Xanta had een enorme werklust. Een grote "will to please" en dan vooral zichzelf. 2 november 2001 kwam zij als bijna-8-weken-oud pupje bij ons wonen. De volgende dag gingen wij voor het eerst naar puppycursus. Nadat ze daar doorkreeg dat er veel lekkers viel te verdienen met betrekkelijk eenvoudige handelingen als netjes meelopen, gaan zitten of liggen, gooide zij zich overal voor 100% in.

Zo bleek ze heel goed in G&G, gedrag en gehoorzaamheid, tegenwoordig Obedience genoemd. Zij heeft de officiële Cynophilia-diploma's G&G 1, 2 en 3 (het hoogst te behalen niveau). Elf jaar zijn we samen op G&G-cursus geweest. Daarnaast volgden wij workshops en privélessen om de puntjes op de i te kunnen zetten. Xanta vond alles best, had overal plezier in. Enkele jaren hebben wij ook deelgenomen aan de tweewekelijkse competitie met landelijke selectiewedstrijden voor de Nederlandse Kampioenschappen G&G. Drie keer wisten wij ons te kwalificeren. Het leverde een vijfde, een derde en een vierde plaats op (met een verschil van 0,3 punten op nummer 3). Bovendien werden wij in 2007 derde over de gehele competitie. Het was heel bijzonder dit mee te maken met een kooikerhondje; het merendeel van het deelnemersveld bestond uit combinaties met Border Collies en herdershonden (vooral Belgische en Hollandse). De eerste keer dat wij een selectiewedstrijd wonnen, voelde ik mij apetrots! En wanneer ik de verhalen teruglees die ik heb geschreven na onze belevenissen samen, voel ik dat opnieuw. Het zijn herinneringen om te koesteren.

 

Eigenlijk was Xanta goed in alles wat zij doet. Of het nu G&G is, behendigheid of Apporteren/dirigeren, het lijkt alsof al die vaardigheden in haar genen zaten. Ze was een echte werkhond. 

 

Thuis zocht ze ook graag "werkjes". Ze haalde de post, haalde mijn sloffen, bracht onderzetters terug naar de keuken, raapte gevallen voorwerpen op, kwam -zeker wanneer het etenstijd is- ongevraagd met allerlei dingen aanzetten waarvan ze dacht dat wij die misschien wilden hebben.
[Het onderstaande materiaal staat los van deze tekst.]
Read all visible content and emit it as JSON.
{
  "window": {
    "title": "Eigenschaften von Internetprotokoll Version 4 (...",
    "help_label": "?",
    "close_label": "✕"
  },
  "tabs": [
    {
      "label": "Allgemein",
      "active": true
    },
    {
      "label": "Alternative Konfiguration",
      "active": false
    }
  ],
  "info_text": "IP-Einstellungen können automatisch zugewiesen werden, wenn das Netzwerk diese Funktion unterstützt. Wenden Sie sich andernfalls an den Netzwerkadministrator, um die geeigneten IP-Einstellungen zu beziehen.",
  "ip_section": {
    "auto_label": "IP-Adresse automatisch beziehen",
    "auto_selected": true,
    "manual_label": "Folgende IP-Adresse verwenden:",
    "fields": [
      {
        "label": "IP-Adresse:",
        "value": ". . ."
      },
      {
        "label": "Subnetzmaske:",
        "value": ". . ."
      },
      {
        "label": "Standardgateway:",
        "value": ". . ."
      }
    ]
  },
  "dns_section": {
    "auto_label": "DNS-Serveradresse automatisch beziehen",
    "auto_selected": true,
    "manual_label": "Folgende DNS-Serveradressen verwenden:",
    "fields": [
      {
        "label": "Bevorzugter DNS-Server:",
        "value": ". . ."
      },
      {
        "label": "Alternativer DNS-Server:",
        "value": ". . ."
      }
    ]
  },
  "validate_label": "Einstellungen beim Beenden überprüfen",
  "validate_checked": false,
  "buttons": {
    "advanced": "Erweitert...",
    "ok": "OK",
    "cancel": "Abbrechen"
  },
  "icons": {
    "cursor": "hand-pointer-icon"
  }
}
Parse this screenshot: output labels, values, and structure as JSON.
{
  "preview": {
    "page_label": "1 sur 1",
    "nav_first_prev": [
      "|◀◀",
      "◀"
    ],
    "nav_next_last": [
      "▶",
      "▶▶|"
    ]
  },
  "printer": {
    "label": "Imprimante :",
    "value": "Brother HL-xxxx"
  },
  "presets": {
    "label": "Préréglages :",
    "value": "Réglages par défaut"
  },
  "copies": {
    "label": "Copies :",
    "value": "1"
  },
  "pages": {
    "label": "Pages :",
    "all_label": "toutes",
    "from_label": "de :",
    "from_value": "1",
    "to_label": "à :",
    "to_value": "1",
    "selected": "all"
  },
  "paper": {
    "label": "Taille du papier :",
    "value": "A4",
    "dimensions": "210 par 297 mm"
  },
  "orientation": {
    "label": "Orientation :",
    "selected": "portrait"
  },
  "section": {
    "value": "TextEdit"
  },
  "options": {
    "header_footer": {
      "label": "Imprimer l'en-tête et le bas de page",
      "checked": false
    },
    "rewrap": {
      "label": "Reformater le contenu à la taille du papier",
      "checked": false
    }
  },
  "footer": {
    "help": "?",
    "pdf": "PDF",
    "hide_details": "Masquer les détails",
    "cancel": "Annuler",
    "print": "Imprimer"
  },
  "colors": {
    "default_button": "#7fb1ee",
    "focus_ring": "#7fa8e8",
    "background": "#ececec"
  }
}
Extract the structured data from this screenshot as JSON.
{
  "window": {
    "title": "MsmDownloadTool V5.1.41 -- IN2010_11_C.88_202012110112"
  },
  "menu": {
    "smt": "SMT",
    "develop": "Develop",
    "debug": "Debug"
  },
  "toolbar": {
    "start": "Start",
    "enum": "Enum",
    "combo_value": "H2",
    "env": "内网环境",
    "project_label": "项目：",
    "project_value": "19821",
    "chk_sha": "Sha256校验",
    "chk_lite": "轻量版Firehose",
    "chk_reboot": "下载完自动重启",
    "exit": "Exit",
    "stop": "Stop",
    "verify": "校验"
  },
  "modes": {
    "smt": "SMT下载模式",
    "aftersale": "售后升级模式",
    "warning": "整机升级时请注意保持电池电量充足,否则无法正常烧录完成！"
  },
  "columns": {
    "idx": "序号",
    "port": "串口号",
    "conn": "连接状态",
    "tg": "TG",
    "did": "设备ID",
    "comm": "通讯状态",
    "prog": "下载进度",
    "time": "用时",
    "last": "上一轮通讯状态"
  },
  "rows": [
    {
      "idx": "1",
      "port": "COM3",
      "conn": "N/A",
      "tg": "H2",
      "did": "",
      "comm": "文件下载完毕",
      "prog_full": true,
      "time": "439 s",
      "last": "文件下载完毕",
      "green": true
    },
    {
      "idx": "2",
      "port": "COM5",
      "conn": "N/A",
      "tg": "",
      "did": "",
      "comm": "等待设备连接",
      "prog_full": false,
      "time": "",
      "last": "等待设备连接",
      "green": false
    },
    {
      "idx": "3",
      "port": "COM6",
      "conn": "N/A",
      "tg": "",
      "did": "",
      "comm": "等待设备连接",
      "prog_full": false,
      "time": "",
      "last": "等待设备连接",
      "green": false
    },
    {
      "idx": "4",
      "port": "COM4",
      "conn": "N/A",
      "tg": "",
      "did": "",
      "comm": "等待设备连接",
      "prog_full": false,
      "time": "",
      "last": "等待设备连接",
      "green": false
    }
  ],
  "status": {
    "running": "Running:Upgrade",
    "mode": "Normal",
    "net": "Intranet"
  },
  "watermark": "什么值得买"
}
Ze was ook heel waaks. Het interesseerde haar niet wie er voor de deur of het tuinhek langslopen, maar niemand moest proberen zomaar naar binnen te lopen. Dan bewaakte ze ons territorium met verve.

Gingen we ergens naar toe, dan ging ze niet slapen. In de auto, op een wedstrijdterrein, tijdens een show... ze bleef voortdurend wakker en alert. Ze wilde niets missen.

 

Ook qua karakter was zij precies zoals een hond volgens mij zou moeten zijn. Ze was heel baasgericht, was gedisciplineerd, had doorzettingsvermogen, zelfs als ze iets in eerste instantie eng vond, ze zocht nooit conflicten op, had een natuurlijke uitstraling op andere honden waardoor ze respect afdwong, was aardig voor mensen en dieren, was bescheiden (behalve als het om eten ging...), en was ontzettend lief naar Yoline en Bijou. Ze was heel verzorgend, likte altijd ogen en oren van de andere twee, en verzorgde ook graag Yolines pups.

Haar enige minpuntje: ze was een pieper. In de auto, wanneer ze op haar beurt moest wachten bij examens, wedstrijden of het vullen van haar etensbak: ze wilde alles nú. Maar dat vergaven wij haar graag. Voor ons was zij een tóphond, waarvan wij heel blij zijn dat zij bijna 15 jaar bij ons heeft gewoond. Haar zicht en gehoor werden minder, ze werd wat eigenwijzer en was soms Oost-Indisch doof. Maar een kat herkende ze nog tot op het laatst. En lag ze voorheen boven, dan hoorde ze het nog heel lang wanneer ik in de keuken een schaar pakte om een yoghurtpak in stukken te knippen, die dan door de honden mochten worden uitgelikt.